Last evening, watching the full orchestra, I came to an appreciation and a startling recognition that the symphony portrays William James “soul sick” individual in need of integration of the divided self, conversion and redemption. I was startled at how completely the quoted written description of the movements by Mahler himself, describing the expressive progression of the Second Symphony, mirrored the discussion in the Chapter on the “Soul Sick Individual” in VRE. Here is what the program says(Florida Orchestra Program, May 2009, p. xvi):
“1st movement, We stand by the coffin of a well loved person. What now? What is this life—and this death? Do we have evidence beyond it? Do life and this death have a meaning? – And we must answer this question if we are to live on.
2nd movement – Andante (In the style of a Landler). You must have attended the funeral of a person dear to you and then, perhaps, the picture of a happy hour long past arises in your mind like a ray of sun undimmed – and you can almost forget what has happened.

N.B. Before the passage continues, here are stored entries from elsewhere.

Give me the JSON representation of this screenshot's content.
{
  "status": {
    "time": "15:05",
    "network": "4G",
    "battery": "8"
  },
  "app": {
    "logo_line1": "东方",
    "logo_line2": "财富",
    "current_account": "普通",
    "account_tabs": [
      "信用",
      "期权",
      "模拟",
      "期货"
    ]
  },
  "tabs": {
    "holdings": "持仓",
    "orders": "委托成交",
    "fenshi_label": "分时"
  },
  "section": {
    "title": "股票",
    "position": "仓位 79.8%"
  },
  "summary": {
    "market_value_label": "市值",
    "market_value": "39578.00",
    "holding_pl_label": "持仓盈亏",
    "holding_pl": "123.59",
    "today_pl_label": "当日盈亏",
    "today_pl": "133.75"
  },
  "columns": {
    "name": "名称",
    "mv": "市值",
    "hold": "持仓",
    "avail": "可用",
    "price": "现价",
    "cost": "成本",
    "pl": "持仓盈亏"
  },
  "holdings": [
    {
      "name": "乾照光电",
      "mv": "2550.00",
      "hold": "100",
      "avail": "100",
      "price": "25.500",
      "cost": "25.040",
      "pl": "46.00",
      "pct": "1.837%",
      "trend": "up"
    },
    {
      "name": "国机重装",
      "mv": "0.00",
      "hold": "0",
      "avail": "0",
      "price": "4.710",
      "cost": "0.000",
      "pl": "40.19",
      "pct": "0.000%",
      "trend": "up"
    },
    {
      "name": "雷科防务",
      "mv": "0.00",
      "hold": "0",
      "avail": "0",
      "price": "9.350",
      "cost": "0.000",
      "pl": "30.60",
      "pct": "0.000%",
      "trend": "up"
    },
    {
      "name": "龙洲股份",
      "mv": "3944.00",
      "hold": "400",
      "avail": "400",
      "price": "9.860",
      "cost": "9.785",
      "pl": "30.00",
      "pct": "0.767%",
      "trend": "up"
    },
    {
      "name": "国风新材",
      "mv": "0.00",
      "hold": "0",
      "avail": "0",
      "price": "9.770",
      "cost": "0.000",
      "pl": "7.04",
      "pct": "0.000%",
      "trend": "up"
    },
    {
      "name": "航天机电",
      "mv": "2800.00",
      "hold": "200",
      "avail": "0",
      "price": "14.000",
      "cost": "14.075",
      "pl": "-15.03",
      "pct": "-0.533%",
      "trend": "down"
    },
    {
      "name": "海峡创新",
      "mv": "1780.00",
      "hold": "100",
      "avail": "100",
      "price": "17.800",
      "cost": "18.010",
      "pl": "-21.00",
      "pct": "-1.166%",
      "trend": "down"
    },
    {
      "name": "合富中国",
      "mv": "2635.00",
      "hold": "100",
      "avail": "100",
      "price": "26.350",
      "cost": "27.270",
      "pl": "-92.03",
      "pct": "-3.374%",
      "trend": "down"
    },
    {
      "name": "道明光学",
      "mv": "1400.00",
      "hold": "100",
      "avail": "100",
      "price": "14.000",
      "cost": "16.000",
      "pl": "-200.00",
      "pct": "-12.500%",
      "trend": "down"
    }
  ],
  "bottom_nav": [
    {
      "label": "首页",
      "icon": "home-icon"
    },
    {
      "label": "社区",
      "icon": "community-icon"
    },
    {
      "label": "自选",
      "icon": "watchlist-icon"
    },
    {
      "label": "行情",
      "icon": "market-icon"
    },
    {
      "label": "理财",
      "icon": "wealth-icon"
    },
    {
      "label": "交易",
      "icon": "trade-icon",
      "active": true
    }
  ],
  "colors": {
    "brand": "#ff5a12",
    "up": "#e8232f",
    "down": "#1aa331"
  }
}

3rd movement – Scherzo based on Des Antonius von Padua Fischpredigt. When you awaken from the nostalgic daydream ( of the preceding movement) and you return to the confusion of real life, the senseless bustle of daily activities may strike you w horror. Then life can seem meaningless.
4th movement – Urlicht (mezzo soprano solo). The moving voice of naïve faith sounds in our ear; I am God and desire to return to God!
5th movement. We again confront all the dreadful questions. The end of all living things has come. The Last Judgment is announced and the ultimate terror of the Day of Days has arrived. Our senses fail us and all consciousness fades away at the approach of the Eternal Spirit. The “Great Summons” resounds: the trumpets of the apocalypse call. Softly there sounds a choir of saints and heavenly creatures: “Rise again, yes, thou shalt rise again.” An Almighty love shines through us with blessed knowing and being.”
If James had used musical cases, rather than written cases from literature, this piece would express clearly and with great beauty and emotion that there is an type of individual who is in pain and suffering over the nature of life and death and cannot be happy until this pain and suffering is removed by the unification of the tortured self in the conversion experience.